Paul Williams

Personal information
- Born: August 7, 1956 (age 69) Ottawa, Canada

Sport
- Sport: Track and field

Medal record
Representing Canada
Commonwealth Games
| Bronze medal – third place | 1990 Auckland | 10,000m |

= Paul Williams (runner) =

Canadian long-distance runner

Paul Gregory Williams (born August 7, 1956) is a Canadian retired long-distance runner, who represented his native country at three consecutive Summer Olympics, starting in 1984. His best result was finishing in 21st place in the men's 10,000 metres at the 1984 Summer Olympics in Los Angeles, California. Williams is a four-time national champion in the men's 5,000 metres.

== Career ==
Williams was born in Ottawa, Ontario, the second son to Robert and Dorothy (née Tait) Williams of Toronto.

Starting his career in the late 1960s as an age-class runner in the Beach community in Toronto's east end, he competed regularly in OFSSA track and cross-country competitions (from 1970–75) for Riverdale Collegiate with his older brother Don, and went on to a stellar athletics career at both the University of Guelph and the University of Toronto.

Williams matured quickly as a young distance runner, especially under the influence of two powerful role models in the sport. One was Bruce Kidd, Canada's premier distance runner through the 1960s and the gold medallist over 6 miles at the 1962 Commonwealth Games. His other hero was John Lindsay "Jack" Tait (1888-1971), Canada's champion miler of the British Empire in 1911, Canadian amateur middle-distance champion at 3 and 5 miles, world record holder indoors at 880 and 1000 yards, and a two-time Olympian in 1908 (London) and 1912 (Stockholm). Tait also happens to be Williams' grandfather.

Between 1979 and 1992, Williams held and/or broke several times the Canadian records for the 3,000 metre steeplechase, 3,0000 metres (7:46), 3,000 metres indoors (7:54), 5000 metres (13:22) and 10,000 metres (27:50). In 1984 his 27:55 10K performance made him the first Canadian ever to run under 28 minutes for 10,000 metres. In 1990, Williams won a bronze medal in the men's 10,000 metres at the Commonwealth Games (Auckland), and a gold medal in the Goodwill Games over 5,000 metres.

From 1983 to 2003, Williams was married to Lynn Kanuka, bronze medallist in the women's 3000 metres at the Los Angeles Olympics (1984), Commonwealth Games gold medallist in the women's 1,500 metres (1986), and former multiple Canadian middle-distance record holder.

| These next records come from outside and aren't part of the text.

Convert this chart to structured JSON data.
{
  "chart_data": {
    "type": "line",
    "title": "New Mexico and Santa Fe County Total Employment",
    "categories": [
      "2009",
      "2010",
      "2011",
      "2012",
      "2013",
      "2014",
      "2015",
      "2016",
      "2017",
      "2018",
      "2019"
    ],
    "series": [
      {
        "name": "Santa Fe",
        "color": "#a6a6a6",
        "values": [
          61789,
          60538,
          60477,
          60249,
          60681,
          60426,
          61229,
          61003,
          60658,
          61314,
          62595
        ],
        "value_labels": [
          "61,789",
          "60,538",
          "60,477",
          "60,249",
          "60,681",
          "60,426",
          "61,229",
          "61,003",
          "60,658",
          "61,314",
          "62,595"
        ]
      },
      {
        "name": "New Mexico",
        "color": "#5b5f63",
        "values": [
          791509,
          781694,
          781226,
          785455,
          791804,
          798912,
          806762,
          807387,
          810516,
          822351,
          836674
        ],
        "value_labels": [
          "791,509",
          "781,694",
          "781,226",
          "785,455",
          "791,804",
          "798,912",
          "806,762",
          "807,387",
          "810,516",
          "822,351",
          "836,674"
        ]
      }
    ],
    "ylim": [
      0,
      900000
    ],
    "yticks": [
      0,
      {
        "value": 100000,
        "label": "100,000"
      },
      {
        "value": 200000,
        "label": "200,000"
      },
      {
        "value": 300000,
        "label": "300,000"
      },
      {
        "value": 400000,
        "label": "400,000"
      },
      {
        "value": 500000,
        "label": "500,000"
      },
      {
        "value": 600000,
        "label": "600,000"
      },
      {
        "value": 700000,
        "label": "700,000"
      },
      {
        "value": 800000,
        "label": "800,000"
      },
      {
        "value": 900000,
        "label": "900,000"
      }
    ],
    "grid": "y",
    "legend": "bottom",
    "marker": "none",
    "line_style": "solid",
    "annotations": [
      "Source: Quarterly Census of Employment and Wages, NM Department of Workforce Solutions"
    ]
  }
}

Williams has owned and operated "Peninsula Runners", a popular running, general fitness and retail hub, since 1996 (www.penrun.ca). With locations in White Rock and Langley, 'PEN RUN' supports a multi-faceted community for training, fitness consulting and unique 1-to-1 retail relationships. He is also a co-founder and two-time winner of the massive Vancouver Sun Run 10K, and an official retailer to the event through the Sun Run Stores consortium (www.sunrunstores.com).